As the weather gets worse, the soldier finally decides to leave his hole and surprise the enemy so that the war can end. Ironically, the enemy has figured he would do the same thing, and they pass each other unknowingly because of their disguises. When the solider goes into the enemy's hole, he is startled by the pictures of the enemy's family and the war manual the enemy has that is similar to the one he was given. He wasn't expecting the enemy to have a family, to be human. He wasn't expecting the enemy to think he was a wild beast, that is what he thought about the enemy.

The story closes in an open-ended way with each of the soldiers writing messages in plastic bottles and then throwing them at each other. You are left wondering if they get the message that the war should end and if they are able to find peace. 

When we finally read the story together, we both found it to be profound. Now, Miss M did not use the word profound, but I could tell that is what she meant.
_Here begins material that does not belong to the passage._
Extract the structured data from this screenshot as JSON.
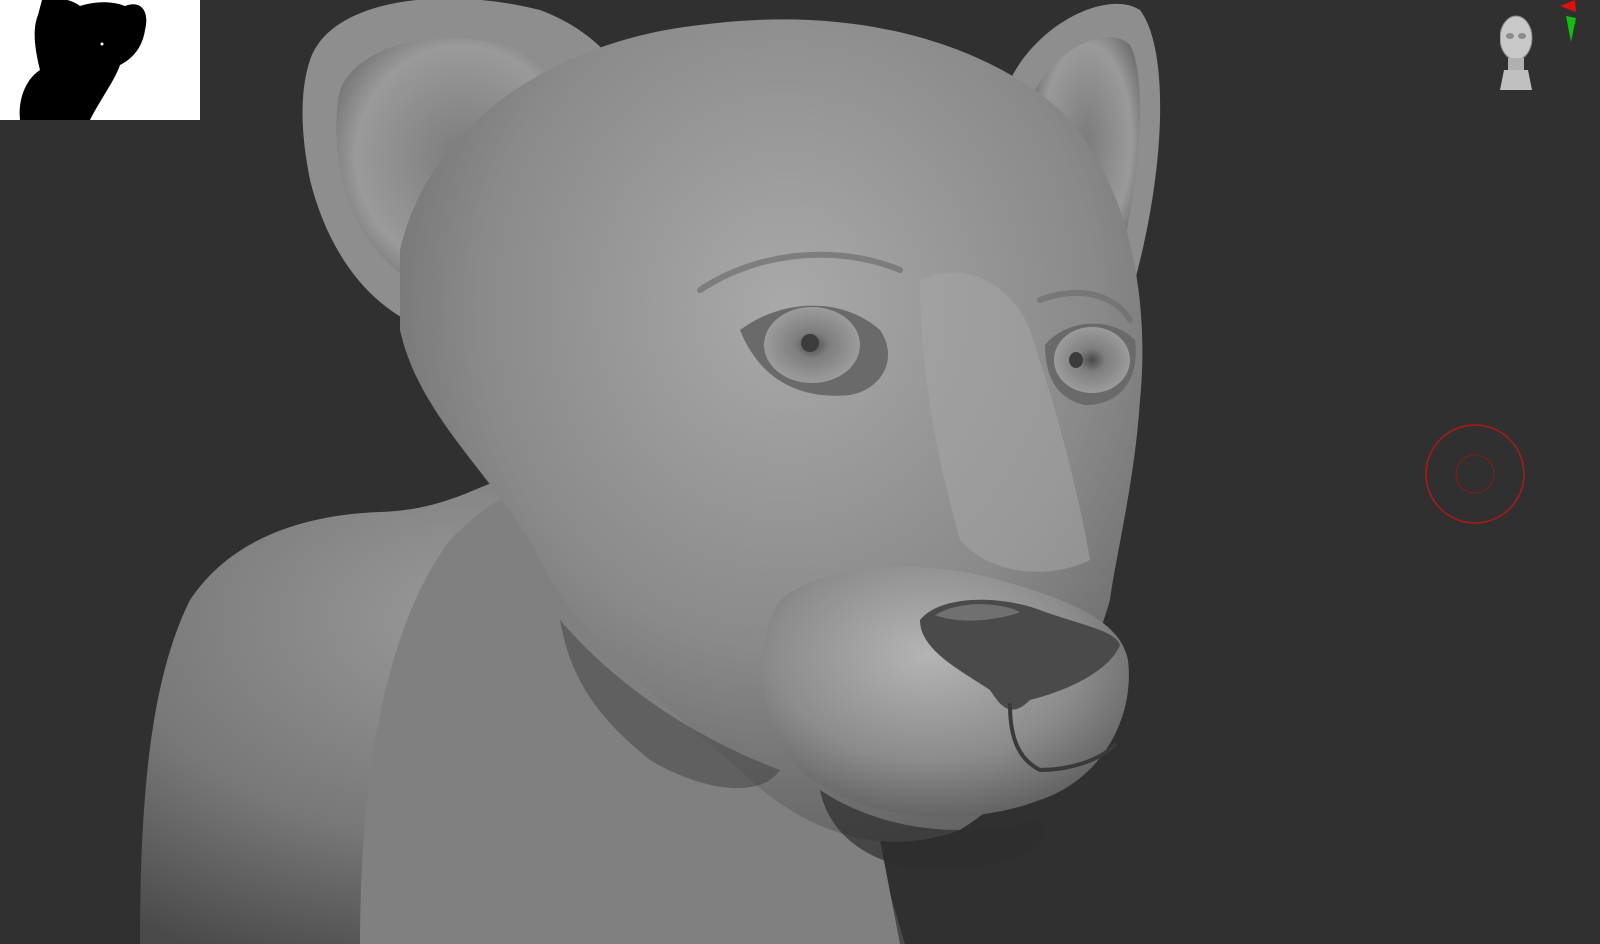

The sentence structure in the book is simple, the color palate of the images is also simple, but the message is immense. One one level, you can interpret this book as a cry for peace and an end to war. However, on another level, you could simple read it as a plea to learn more about our "enemies" because they may be more like us then we ever expected. 

As much as we try to shelter our children from the realities of our world, the fact is that my daughter is acutely aware that there are wars going on. She notices and comments when we are at the airport and we see soldiers. She makes subtle comments about fighting and veterans. We talk about how bravely my grandfather fought in World War II. She notices when we watch movies if they make references to historical wars. What this book offered was a chance to begin a dialogue. I let her lead the way. Her interpretation of the book was that it is easier to be kind to someone if you know something about them or feel like you can relate to them.

Imagine a world where we learn so that we can be kind.